Egypt Islamists challenged by new protests

Picutes Egyptian riot police cordon off all access to the road leading to the police station in Cairo's Doqqi neighbourhood on December 16, 2012. Fresh opposition protests are to be held in Cairo on Tuesday over a draft constitution shaped by Egyptian President Mohamed Morsi's Islamist allies that looks on track to be adopted this weekend.
Much of the judiciary is also stepping up its challenge to Morsi's authority and the proposed charter, which is being put to voters in a split referendum held last Saturday and the coming Saturday.
A group of top judges on Monday announced it would boycott supervision of the second round of the referendum. And a protest by hundreds of prosecutors forced the prosecutor general appointed last month by Morsi to tender his resignation.
The fierce opposition underlined a split in Egyptian society over Morsi and the draft constitution.
More than three weeks of protests, rallies and clashes have shaken the country and polarised it into two camps: Morsi and Islamists including his Muslim Brotherhood on one side; and secularists, liberals, leftwingers and Christians on the other.
Violent confrontations between pro- and anti-Morsi supporters early this month outside the presidential palace in Cairo killed eight people and wounded hundreds, and prompted the army to deploy troops and tanks around the compound.
The prolonged instability is badly damaging Egypt's economy as tourists, foreign investors and creditors skitter away.
The International Monetary Fund has put on pause a $4.8 billion loan, and Germany has postponed indefinitely a plan to forgive up to $316 million of Egypt's debt.
Tuesday's rallies are to take place outside the presidential palace and in Tahrir Square, focus of the revolution that toppled former leader Hosni Mubarak last year.
The opposition National Salvation Front called on Egyptians to join the protests "to defend their freedoms, prevent fraud and reject the draft constitution".
It claims the December 15 first round of the referendum was marred by numerous "irregularities and violations", including women barred from polling stations, and fake judges being used.
The Muslim Brotherhood and state media said 57 percent of voters supported the draft constitution in the first round, according to an unofficial tally, putting the text on course to be adopted in the December 22 second round.
Official results will be given only after that final stage of voting.
But for those results to be valid, polling must be overseen by judges -- and on Monday the State Council Judges Club said it would boycott Saturday's vote because the authorities had failed to live up to their promises.
The association has demanded that a "siege" of the Supreme Constitutional Court by Brotherhood supporters be lifted.
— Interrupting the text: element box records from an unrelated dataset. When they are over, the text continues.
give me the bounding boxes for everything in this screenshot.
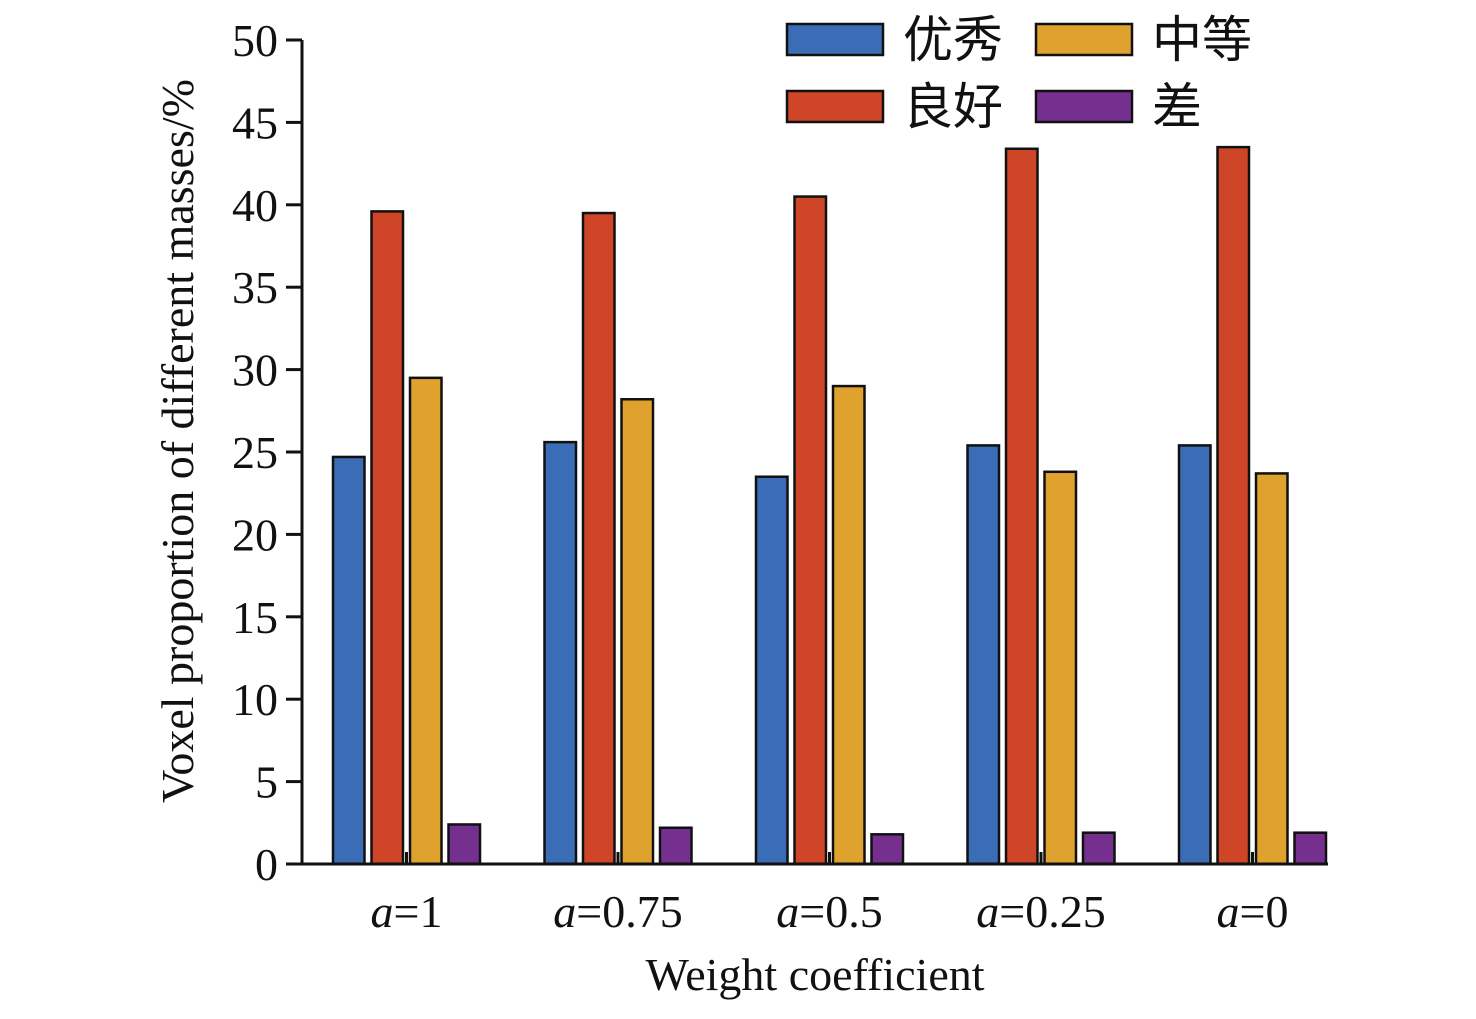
legend-swatch bbox=[1034, 89, 1134, 124]
y-tick-label: 50 bbox=[232, 15, 278, 66]
legend-label: 差 bbox=[1152, 78, 1202, 136]
legend-swatch bbox=[785, 22, 885, 57]
x-tick-label: a=0.75 bbox=[553, 886, 682, 937]
bar bbox=[658, 826, 693, 866]
x-tick-label: a=0.25 bbox=[976, 886, 1105, 937]
y-ticks: 0 5 10 15 20 25 30 35 40 45 50 bbox=[232, 15, 302, 890]
bar bbox=[581, 211, 616, 866]
legend-swatch bbox=[1034, 22, 1134, 57]
y-tick-label: 15 bbox=[232, 592, 278, 643]
bar bbox=[1216, 145, 1251, 866]
x-tick-label: a=0 bbox=[1217, 886, 1289, 937]
bar bbox=[1254, 472, 1289, 866]
legend-label: 中等 bbox=[1152, 11, 1252, 69]
x-axis-title: Weight coefficient bbox=[645, 949, 984, 1000]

But the action has continued despite the presence of soldiers and police, it said.
A sit-in by hundreds of prosecutors in Cairo's High Court also prompted the prosecutor general appointed by Morsi last month, Talaat Ibrahim Abdallah, to offer his resignation.
The Supreme Judicial Council will examine Abdallah's resignation next Sunday, a day after the final round of voting, a judicial source told AFP.
Abdallah had been appointed to succeed Abdel Meguid Mahmud, whom Morsi had sacked by decree under near-absolute powers he controversially gave himself, but which he was forced to rescind this month under pressure from the protesters.
Opposition forces had called Meguid Mahmud's firing a "coup" and judges decried it as an attack on the judiciary's independence.